Elezioni comunali - Lettera n.1 di un candidato a sindaco
- Cefalù,
- Attualità,
- Redazione
RICEVIAMO E PUBBLICHIAMO:
Invio la mia prima lettera scritta alla città di Cefalù in vista della mia candidatura a sindaco per le prossime elezioni:
Lettera n.1
Cari cifalutani
vi scrive un vostro concittadino che ha deciso di non potere più restare a guardare nel vedere Cefalù andare sempre più giù.
Il prossimo anno ci saranno le elezioni per eleggere il nuovo Sindaco.
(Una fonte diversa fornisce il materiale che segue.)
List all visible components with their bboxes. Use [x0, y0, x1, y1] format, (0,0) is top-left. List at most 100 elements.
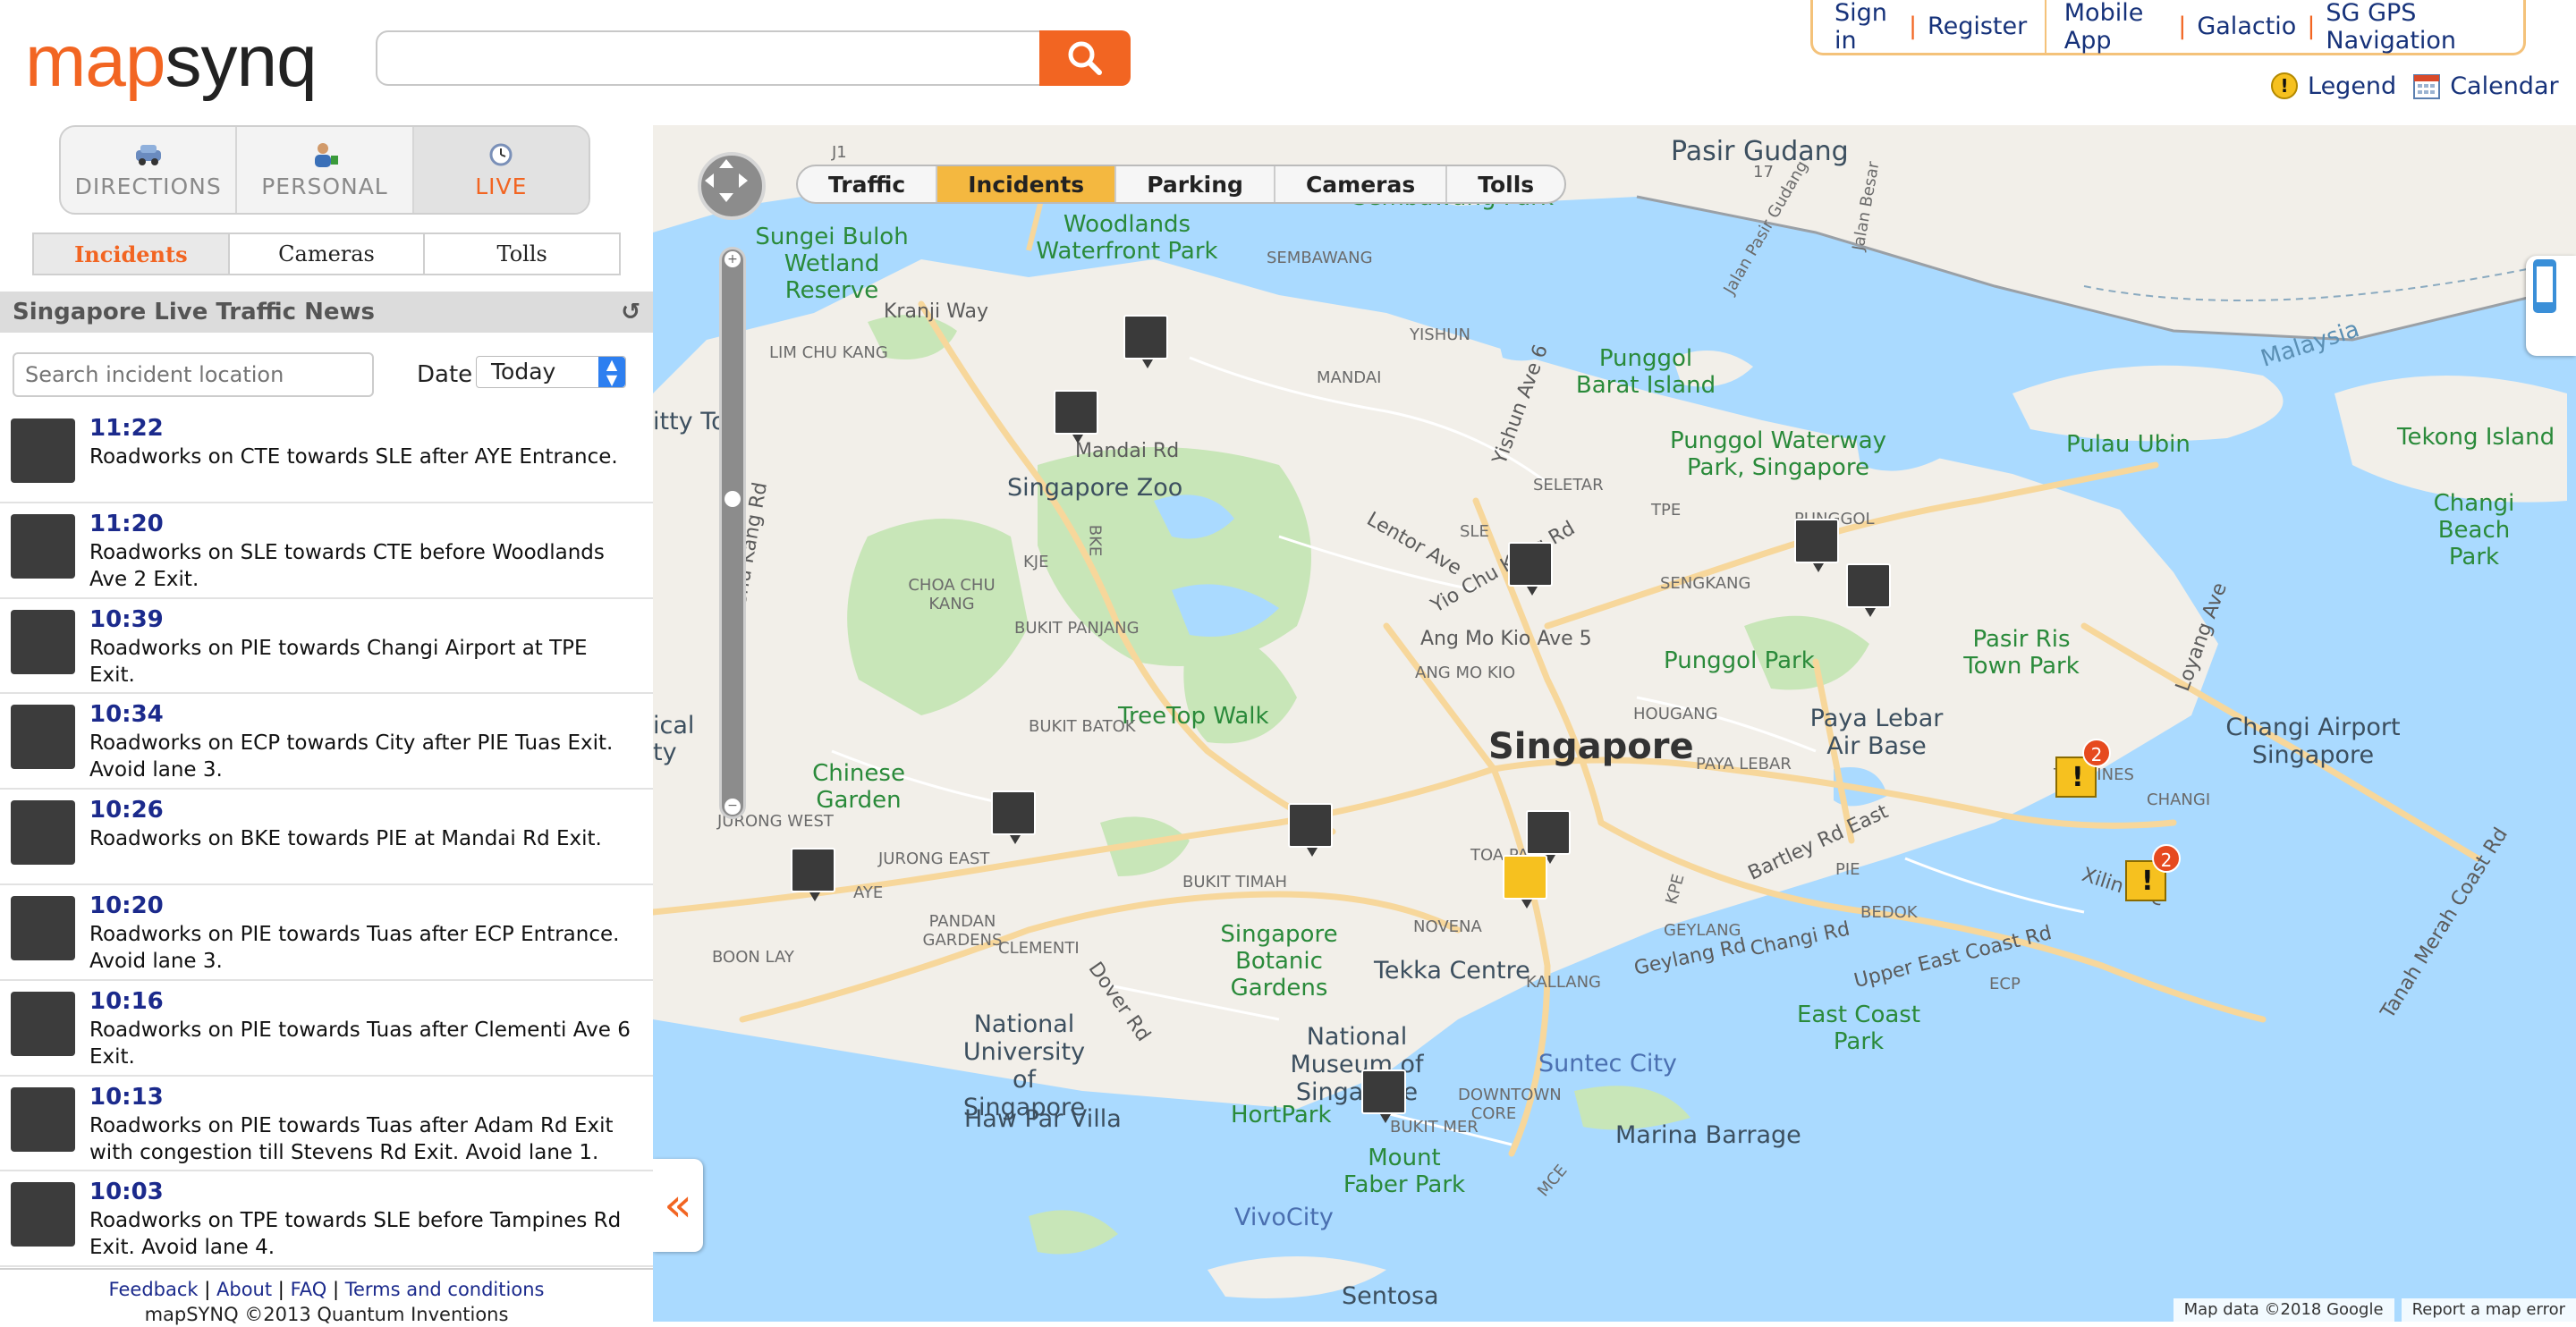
zoom-in-icon[interactable]: + [724, 251, 741, 267]
roadworks-marker-icon[interactable] [991, 790, 1036, 844]
zoom-handle[interactable] [724, 491, 741, 507]
roadworks-marker-icon[interactable] [1054, 390, 1098, 444]
calendar-icon [2413, 74, 2441, 99]
tab-directions[interactable]: DIRECTIONS [61, 127, 238, 213]
incident-item[interactable]: 10:26 Roadworks on BKE towards PIE at Man… [0, 790, 653, 885]
mobile-app-link[interactable]: Mobile App [2064, 0, 2167, 55]
search-bar [376, 30, 1131, 86]
roadworks-marker-icon[interactable] [1508, 542, 1553, 596]
divider [2045, 0, 2046, 55]
roadworks-icon [11, 705, 75, 770]
collapse-sidebar-button[interactable]: « [653, 1159, 703, 1252]
register-link[interactable]: Register [1928, 13, 2027, 40]
incident-filters: Date Today ▲▼ [0, 349, 653, 399]
layer-tab-cameras[interactable]: Cameras [1275, 166, 1448, 202]
report-map-error-link[interactable]: Report a map error [2401, 1298, 2576, 1322]
refresh-icon[interactable]: ↺ [621, 299, 640, 325]
accident-marker-icon[interactable] [1503, 855, 1547, 909]
incident-item[interactable]: 10:03 Roadworks on TPE towards SLE before… [0, 1171, 653, 1268]
map-label-paya-lebar-area: PAYA LEBAR [1696, 755, 1792, 773]
header: mapsynq Sign in | Register Mobile App | … [0, 0, 2576, 125]
incident-search-input[interactable] [13, 352, 374, 397]
map-label-marina-barrage: Marina Barrage [1615, 1121, 1801, 1149]
roadworks-icon [11, 609, 75, 674]
incident-time: 10:16 [89, 987, 164, 1015]
roadworks-marker-icon[interactable] [1846, 563, 1891, 617]
tab-personal[interactable]: PERSONAL [237, 127, 414, 213]
search-input[interactable] [376, 30, 1041, 86]
incident-item[interactable]: 10:39 Roadworks on PIE towards Changi Air… [0, 599, 653, 695]
map-label-haw-par: Haw Par Villa [964, 1105, 1122, 1133]
map-label-sungei-buloh: Sungei Buloh Wetland Reserve [755, 224, 909, 304]
search-button[interactable] [1039, 30, 1131, 86]
map-label-hougang: HOUGANG [1633, 705, 1718, 723]
map-label-botanic: Singapore Botanic Gardens [1220, 921, 1338, 1002]
map-label-changi: CHANGI [2147, 790, 2211, 809]
roadworks-marker-icon[interactable] [1794, 519, 1839, 572]
sidebar: DIRECTIONS PERSONAL LIVE Incidents Camer… [0, 125, 653, 1325]
layer-tab-incidents[interactable]: Incidents [937, 166, 1117, 202]
terms-link[interactable]: Terms and conditions [345, 1279, 545, 1300]
map-label-punggol-park: Punggol Park [1664, 647, 1815, 674]
incident-desc: Roadworks on BKE towards PIE at Mandai R… [89, 827, 602, 851]
map-label-changi-beach: Changi Beach Park [2433, 490, 2515, 571]
incident-item[interactable]: 10:13 Roadworks on PIE towards Tuas after… [0, 1077, 653, 1172]
roadworks-icon [11, 1086, 75, 1152]
map-data-credit: Map data ©2018 Google [2173, 1298, 2394, 1322]
date-select[interactable]: Today ▲ ▼ [476, 356, 626, 388]
pan-control[interactable] [698, 152, 766, 220]
zoom-slider[interactable]: + − [719, 247, 746, 819]
roadworks-marker-icon[interactable] [791, 848, 835, 901]
map-layer-tabs: Traffic Incidents Parking Cameras Tolls [796, 165, 1567, 204]
mobile-app-button[interactable] [2526, 256, 2576, 356]
sign-in-link[interactable]: Sign in [1835, 0, 1898, 55]
map-label-bukit-batok: BUKIT BATOK [1029, 717, 1136, 736]
tab-label: PERSONAL [261, 173, 388, 199]
link-separator: | [2307, 13, 2316, 40]
footer-separator: | [277, 1279, 284, 1300]
map-label-mandai: MANDAI [1317, 368, 1382, 387]
warning-icon: ! [2271, 72, 2298, 99]
map-label-pasir-ris: Pasir Ris Town Park [1963, 626, 2080, 680]
phone-icon [2533, 259, 2556, 313]
map-label-treetop: TreeTop Walk [1118, 703, 1269, 730]
subtab-cameras[interactable]: Cameras [230, 234, 426, 274]
roadworks-marker-icon[interactable] [1288, 803, 1333, 857]
map-label-bukit-timah: BUKIT TIMAH [1182, 873, 1288, 892]
subtab-tolls[interactable]: Tolls [425, 234, 619, 274]
car-icon [135, 144, 161, 165]
mode-tabs: DIRECTIONS PERSONAL LIVE [59, 125, 590, 215]
map-label-kallang: KALLANG [1526, 973, 1601, 992]
mapsynq-logo[interactable]: mapsynq [25, 21, 318, 102]
roadworks-marker-icon[interactable] [1123, 315, 1168, 368]
incident-desc: Roadworks on ECP towards City after PIE … [89, 731, 614, 782]
sg-gps-link[interactable]: SG GPS Navigation [2326, 0, 2502, 55]
roadworks-marker-icon[interactable] [1526, 810, 1571, 864]
layer-tab-parking[interactable]: Parking [1116, 166, 1275, 202]
galactio-link[interactable]: Galactio [2197, 13, 2296, 40]
zoom-out-icon[interactable]: − [724, 799, 741, 815]
about-link[interactable]: About [216, 1279, 272, 1300]
incident-item[interactable]: 10:20 Roadworks on PIE towards Tuas after… [0, 885, 653, 981]
feedback-link[interactable]: Feedback [109, 1279, 199, 1300]
subtab-incidents[interactable]: Incidents [34, 234, 230, 274]
map-label-paya-lebar: Paya Lebar Air Base [1809, 705, 1944, 760]
legend-link[interactable]: ! Legend [2270, 72, 2396, 100]
incident-item[interactable]: 11:20 Roadworks on SLE towards CTE before… [0, 503, 653, 599]
person-icon [314, 142, 338, 167]
legend-calendar-row: ! Legend Calendar [2254, 66, 2559, 106]
incident-item[interactable]: 10:16 Roadworks on PIE towards Tuas after… [0, 981, 653, 1077]
incident-item[interactable]: 10:34 Roadworks on ECP towards City after… [0, 694, 653, 790]
calendar-link[interactable]: Calendar [2412, 72, 2559, 100]
layer-tab-traffic[interactable]: Traffic [798, 166, 938, 202]
tab-live[interactable]: LIVE [413, 127, 589, 213]
map-canvas[interactable]: Singapore Pasir Gudang Woodlands Waterfr… [653, 125, 2576, 1322]
footer: Feedback | About | FAQ | Terms and condi… [0, 1268, 653, 1325]
roadworks-marker-icon[interactable] [1361, 1069, 1406, 1123]
map-label-boon-lay: BOON LAY [712, 948, 794, 967]
incident-time: 10:39 [89, 605, 164, 633]
map-label-pulau-ubin: Pulau Ubin [2066, 431, 2190, 458]
faq-link[interactable]: FAQ [291, 1279, 327, 1300]
layer-tab-tolls[interactable]: Tolls [1447, 166, 1564, 202]
incident-item[interactable]: 11:22 Roadworks on CTE towards SLE after … [0, 408, 653, 503]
Sono pronto a mettermi in gioco per salvare Cefalù.
Mi dovrei presentare agli abitanti di Cefalù dicendo come mi chiamo. Se Cefalù fosse una città normale in questo periodo si parlerebbe delle candidature a sindaco. Cefalù non è una città normale. Chi in questi anni ha fatto politica ha distrutto tutto.
Se io annuncio pubblicamente il mio nome e la mia candidatura questi politici mi distruggerebbero subito.
Perdonatemi se non dico, quindi, subito il mio nome.
Penso che in questo momento di crisi della nostra Cefalù abbiamo bisogno di persone che sappiano governare con saggezza e giustizia.
Io no ho mai fatto politica attiva. Ne vado orgoglioso.
Per la Cefalù di domani oggi non abbiamo bisogno di nomi e cognomi ma di programmi, idee, propositi.
Prima dei nomi dobbiamo conoscere i programmi.
Io farò proprio questo. Prima di dirvi chi sono vi farò conoscere il mio programma per Cefalù.
Sono disponibile a governare Cefalù in modo nuovo, lasciando i politici disonesti che pensano solo a loro fuori dalla porta del Municipio. Voglio governare la nostra città per fare entrare al Municipio gli imprenditori cefalutani, i commercianti cefalutani, i giovani cefalutani, i cefalutani che hanno idee, i cefalutani che sono stanchi di quello che accade oggi a Cefalù.
Per farvi conoscere il mio programma ve lo scriverò in lettere aperte che invio a tutta la città.
Le spedisco ai giornali telematici cefaludesi per essere pubblicate.
Le pubblicherò su facebook all′account "sindaco cefalutano".
Concittadini
la mia campagna elettorale è cominciata. E′ diversa dal solito. Sarete voi a giudicare.
Quando vi avrò presentato il mio programma vi comunicherò la mia identità. Il confronto va fatto sui programmi veri non sulle promesse.
Grazie per avere letto questa mia prima lettera. Un arrivederci alla seconda che vi scriverò presto.